Head of the Class: An Oral History of African-American Achievement in Higher Education and Beyond
ISBN-10
0805791299
ISBN-13
9780805791297
Series
Head of the Class
Pages
199
Language
English
Published
1995
Publisher
Twayne Publishers
Author
Gabrielle S. Morris

Description

With the sweeping social changes that occurred after World War II - the civil rights movement and pursuant affirmative-action policies of the late 1960s - African Americans not only began to appear in greater numbers (or to appear for the first time) on college campuses across America but began to shape the character of university life. Before this period of freedom and opportunity, however, any African American who wished a higher education had to fend for him- or herself in an often harsh environment, within a system of routinized prejudice in which the deck was stacked against the black individual even if he or she achieved academic success.
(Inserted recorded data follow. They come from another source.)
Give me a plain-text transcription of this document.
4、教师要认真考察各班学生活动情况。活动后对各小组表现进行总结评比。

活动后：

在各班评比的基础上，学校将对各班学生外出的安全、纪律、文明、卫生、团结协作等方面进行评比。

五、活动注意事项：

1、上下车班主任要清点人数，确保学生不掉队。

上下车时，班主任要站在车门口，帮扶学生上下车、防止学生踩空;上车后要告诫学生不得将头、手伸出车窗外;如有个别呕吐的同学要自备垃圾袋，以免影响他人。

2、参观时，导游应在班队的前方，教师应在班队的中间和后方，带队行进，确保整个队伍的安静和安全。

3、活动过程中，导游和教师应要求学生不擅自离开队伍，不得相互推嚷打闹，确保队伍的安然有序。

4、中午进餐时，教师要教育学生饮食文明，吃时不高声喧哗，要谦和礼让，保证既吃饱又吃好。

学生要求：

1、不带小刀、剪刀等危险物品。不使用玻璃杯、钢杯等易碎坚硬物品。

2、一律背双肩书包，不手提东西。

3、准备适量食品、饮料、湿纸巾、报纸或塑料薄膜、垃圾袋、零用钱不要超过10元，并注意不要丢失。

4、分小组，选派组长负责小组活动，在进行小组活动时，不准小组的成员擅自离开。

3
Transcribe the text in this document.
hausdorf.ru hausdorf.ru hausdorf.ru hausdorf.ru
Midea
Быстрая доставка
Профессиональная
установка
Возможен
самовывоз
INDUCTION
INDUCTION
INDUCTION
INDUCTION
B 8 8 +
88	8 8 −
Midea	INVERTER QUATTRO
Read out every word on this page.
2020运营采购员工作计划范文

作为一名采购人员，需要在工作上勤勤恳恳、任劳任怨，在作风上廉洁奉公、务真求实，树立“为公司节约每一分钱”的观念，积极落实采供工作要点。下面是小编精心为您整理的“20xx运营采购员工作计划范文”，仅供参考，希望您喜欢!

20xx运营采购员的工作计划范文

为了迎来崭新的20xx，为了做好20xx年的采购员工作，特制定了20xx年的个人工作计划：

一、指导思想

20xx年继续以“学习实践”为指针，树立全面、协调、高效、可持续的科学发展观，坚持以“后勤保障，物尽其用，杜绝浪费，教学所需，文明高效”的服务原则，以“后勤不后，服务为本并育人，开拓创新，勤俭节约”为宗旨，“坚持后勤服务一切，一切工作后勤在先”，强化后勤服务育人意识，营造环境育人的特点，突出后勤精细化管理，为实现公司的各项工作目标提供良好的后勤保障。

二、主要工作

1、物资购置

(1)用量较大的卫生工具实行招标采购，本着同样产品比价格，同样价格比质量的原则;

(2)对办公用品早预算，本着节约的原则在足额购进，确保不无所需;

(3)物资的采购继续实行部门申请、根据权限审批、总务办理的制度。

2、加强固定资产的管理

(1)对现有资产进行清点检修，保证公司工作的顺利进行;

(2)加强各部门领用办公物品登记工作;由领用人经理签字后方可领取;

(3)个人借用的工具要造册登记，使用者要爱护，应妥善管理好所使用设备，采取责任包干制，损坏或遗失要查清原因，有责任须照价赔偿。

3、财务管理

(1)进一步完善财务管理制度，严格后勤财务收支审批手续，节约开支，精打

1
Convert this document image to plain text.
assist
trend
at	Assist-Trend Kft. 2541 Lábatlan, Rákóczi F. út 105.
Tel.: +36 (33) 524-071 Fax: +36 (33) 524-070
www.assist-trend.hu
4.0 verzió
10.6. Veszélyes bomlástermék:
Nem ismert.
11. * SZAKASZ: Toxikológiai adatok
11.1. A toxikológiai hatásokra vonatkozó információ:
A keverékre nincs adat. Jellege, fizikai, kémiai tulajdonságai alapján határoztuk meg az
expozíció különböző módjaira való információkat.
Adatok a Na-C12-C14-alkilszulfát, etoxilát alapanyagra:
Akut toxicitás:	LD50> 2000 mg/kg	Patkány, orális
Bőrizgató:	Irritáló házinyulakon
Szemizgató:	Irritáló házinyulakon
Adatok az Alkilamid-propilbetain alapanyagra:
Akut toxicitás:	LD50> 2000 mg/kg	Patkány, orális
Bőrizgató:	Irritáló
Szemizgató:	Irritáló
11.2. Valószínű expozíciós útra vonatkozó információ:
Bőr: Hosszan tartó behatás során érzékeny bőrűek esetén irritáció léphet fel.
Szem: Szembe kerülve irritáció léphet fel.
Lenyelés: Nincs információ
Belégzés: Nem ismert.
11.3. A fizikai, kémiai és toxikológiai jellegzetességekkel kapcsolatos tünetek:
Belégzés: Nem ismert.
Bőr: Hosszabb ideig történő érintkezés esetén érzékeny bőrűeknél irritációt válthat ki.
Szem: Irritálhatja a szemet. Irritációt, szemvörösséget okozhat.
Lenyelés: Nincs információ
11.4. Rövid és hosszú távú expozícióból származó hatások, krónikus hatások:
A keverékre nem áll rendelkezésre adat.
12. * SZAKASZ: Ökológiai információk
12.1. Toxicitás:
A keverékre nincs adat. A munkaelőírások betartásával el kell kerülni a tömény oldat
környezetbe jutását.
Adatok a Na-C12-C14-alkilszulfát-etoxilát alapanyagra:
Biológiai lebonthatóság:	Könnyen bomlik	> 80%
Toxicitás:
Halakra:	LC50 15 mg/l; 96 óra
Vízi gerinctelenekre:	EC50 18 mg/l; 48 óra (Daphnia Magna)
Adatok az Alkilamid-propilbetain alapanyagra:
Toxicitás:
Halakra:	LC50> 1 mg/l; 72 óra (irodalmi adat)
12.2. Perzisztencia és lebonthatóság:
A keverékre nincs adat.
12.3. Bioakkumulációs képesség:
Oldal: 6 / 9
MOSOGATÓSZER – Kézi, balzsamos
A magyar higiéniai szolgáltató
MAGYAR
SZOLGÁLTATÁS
In short, high grades and a diploma were no guarantee of professional success.
In this sprightly, forthright, and inspirational collection of interviews with some of the first African Americans to graduate from the University of California at Berkeley, Gabrielle Morris presents a composite portrait of the black student at a primarily white college from 1914 to 1960. The anecdotal, lively quality of these narratives of accomplished individualslegislators, lawyers, pioneering librarians and educators, businessmen, an economist, a chemist, an optometrist, and a pilot - offers a one-to-one experience, like an older friend or relative telling what life was like for a black college student in the 1920s, 1930s, and 1940s. These interviewees confront racial stereotypes through their testimony about their childhoods, early hardships, and experiences as part of a small minority at a major university. They tell about the teachers who influenced their thinking and reveal their intense determination to get an education and advance themselves professionally.
Despite the strides in social justice that resulted from the civil rights movement, many young African Americans in the 1990s still express frustration at the emotional isolation they feel on mostly white campuses. Many of the narrators in this volume were active in the struggles of the early twentieth century that brought about the major social and political changes of the 1960s, and their similar testimonials to isolation - in the sheer physical sense as well as emotionally - should prove insightful and encouraging to young black students of today.